Donnerstag, Mai 29, 2008

Kein Gegenschuß

Da man als sterblicher Münchner Filmemacher ja nicht die Cannes-Gewinner umgehend anschauen kann, haben wir uns einfach den Gewinner des vergangenen Jahres angeschaut. Und auch wenn wir erst Sorge hatten, dass wir uns den Abend versauen, war "4 Monate, 3 Wochen, 2 Tage" einfach großartig. Das stringente Buch und die konsequente Inszenierung ließen in den zahlreichen Plansequenzen (sicherlich bis zu vier Minuten) nie die Intensität sinken. Ganz großartig.
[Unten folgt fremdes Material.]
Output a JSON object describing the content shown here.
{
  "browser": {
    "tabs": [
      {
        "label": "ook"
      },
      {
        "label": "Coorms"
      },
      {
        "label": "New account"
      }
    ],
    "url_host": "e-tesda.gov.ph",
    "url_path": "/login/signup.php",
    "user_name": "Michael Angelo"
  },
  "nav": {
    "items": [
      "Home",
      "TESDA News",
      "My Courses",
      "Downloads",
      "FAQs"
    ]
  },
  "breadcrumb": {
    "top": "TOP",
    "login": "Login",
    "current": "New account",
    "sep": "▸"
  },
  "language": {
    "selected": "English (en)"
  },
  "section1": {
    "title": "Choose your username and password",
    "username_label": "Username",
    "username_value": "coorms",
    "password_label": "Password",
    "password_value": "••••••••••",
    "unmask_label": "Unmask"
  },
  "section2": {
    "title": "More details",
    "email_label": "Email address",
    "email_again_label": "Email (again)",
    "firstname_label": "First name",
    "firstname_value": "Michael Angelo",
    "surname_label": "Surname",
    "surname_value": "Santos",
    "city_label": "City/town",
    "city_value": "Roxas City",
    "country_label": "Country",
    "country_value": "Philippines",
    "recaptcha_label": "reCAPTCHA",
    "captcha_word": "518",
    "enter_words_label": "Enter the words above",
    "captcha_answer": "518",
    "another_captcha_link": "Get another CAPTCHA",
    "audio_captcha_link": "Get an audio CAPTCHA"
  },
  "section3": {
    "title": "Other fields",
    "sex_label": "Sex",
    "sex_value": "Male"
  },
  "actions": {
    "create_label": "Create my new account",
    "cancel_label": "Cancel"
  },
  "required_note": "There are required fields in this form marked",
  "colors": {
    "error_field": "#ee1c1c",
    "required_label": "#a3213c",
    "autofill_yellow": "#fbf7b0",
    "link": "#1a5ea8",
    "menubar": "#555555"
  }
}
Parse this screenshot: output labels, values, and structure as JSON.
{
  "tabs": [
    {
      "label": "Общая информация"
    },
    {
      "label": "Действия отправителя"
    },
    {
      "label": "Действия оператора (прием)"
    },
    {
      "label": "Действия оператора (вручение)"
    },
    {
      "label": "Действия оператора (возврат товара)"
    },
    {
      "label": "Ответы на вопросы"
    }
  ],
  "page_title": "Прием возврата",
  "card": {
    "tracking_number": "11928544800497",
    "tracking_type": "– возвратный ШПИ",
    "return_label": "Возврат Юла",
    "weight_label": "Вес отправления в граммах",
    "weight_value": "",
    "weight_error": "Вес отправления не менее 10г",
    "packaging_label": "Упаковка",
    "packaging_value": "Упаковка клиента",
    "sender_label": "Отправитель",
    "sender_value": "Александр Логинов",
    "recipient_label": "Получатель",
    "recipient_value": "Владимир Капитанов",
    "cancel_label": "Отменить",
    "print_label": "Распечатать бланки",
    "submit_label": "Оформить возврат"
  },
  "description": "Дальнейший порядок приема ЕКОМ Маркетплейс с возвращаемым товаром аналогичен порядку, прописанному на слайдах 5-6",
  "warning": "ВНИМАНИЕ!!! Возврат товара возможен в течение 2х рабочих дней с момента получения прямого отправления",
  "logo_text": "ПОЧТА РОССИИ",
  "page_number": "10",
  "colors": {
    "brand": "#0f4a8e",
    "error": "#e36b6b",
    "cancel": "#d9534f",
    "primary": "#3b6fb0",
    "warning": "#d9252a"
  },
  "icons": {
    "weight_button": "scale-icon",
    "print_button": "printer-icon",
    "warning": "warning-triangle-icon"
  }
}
Jemand meinte, dass dieser Stil aus der Armut in Rumänien entstanden sei: Mehr Filmmaterial könne man sich nicht leisten...

Wie auch immer: Große Kunst entsteht aus Verzicht und nicht aus eitlem Überfluß (ich sag nur John Rabe...)

Sonntag, Mai 25, 2008

Mandela

Wieder so eine Lichtgestalt, wo man sich als imperialistisch erniedrigter deutscher Filmemacher gar nicht an ein Projekt trauen würde - und dann so ein Käse wie "Goodbye Bafana". Hab ihn jetzt erst gesehen - und frage mich, abgesehen davon dass ich das Luther-Glubschauge Fiennes nicht mehr sehen mag, warum als erstes unbedingt die "Wärter"-Perspektive erzählt werden muss. Seine Sympathie für Mandela durch eine Rückblende in seine Jugend zu motivieren ist wirklich schwach. Und die rassistischen Sprüche seiner Frau - wenn auch historisch richtig - erhöhen die Identifikation auch nicht. Und dann noch Dennis Hayesbert, der doch seit "24" auf toten amerikanischen Präsidenten abonniert ist - und mit seiner eratischen Spielweise überhaupt keine Möglichkeit lässt, Mandela näher zu kommen.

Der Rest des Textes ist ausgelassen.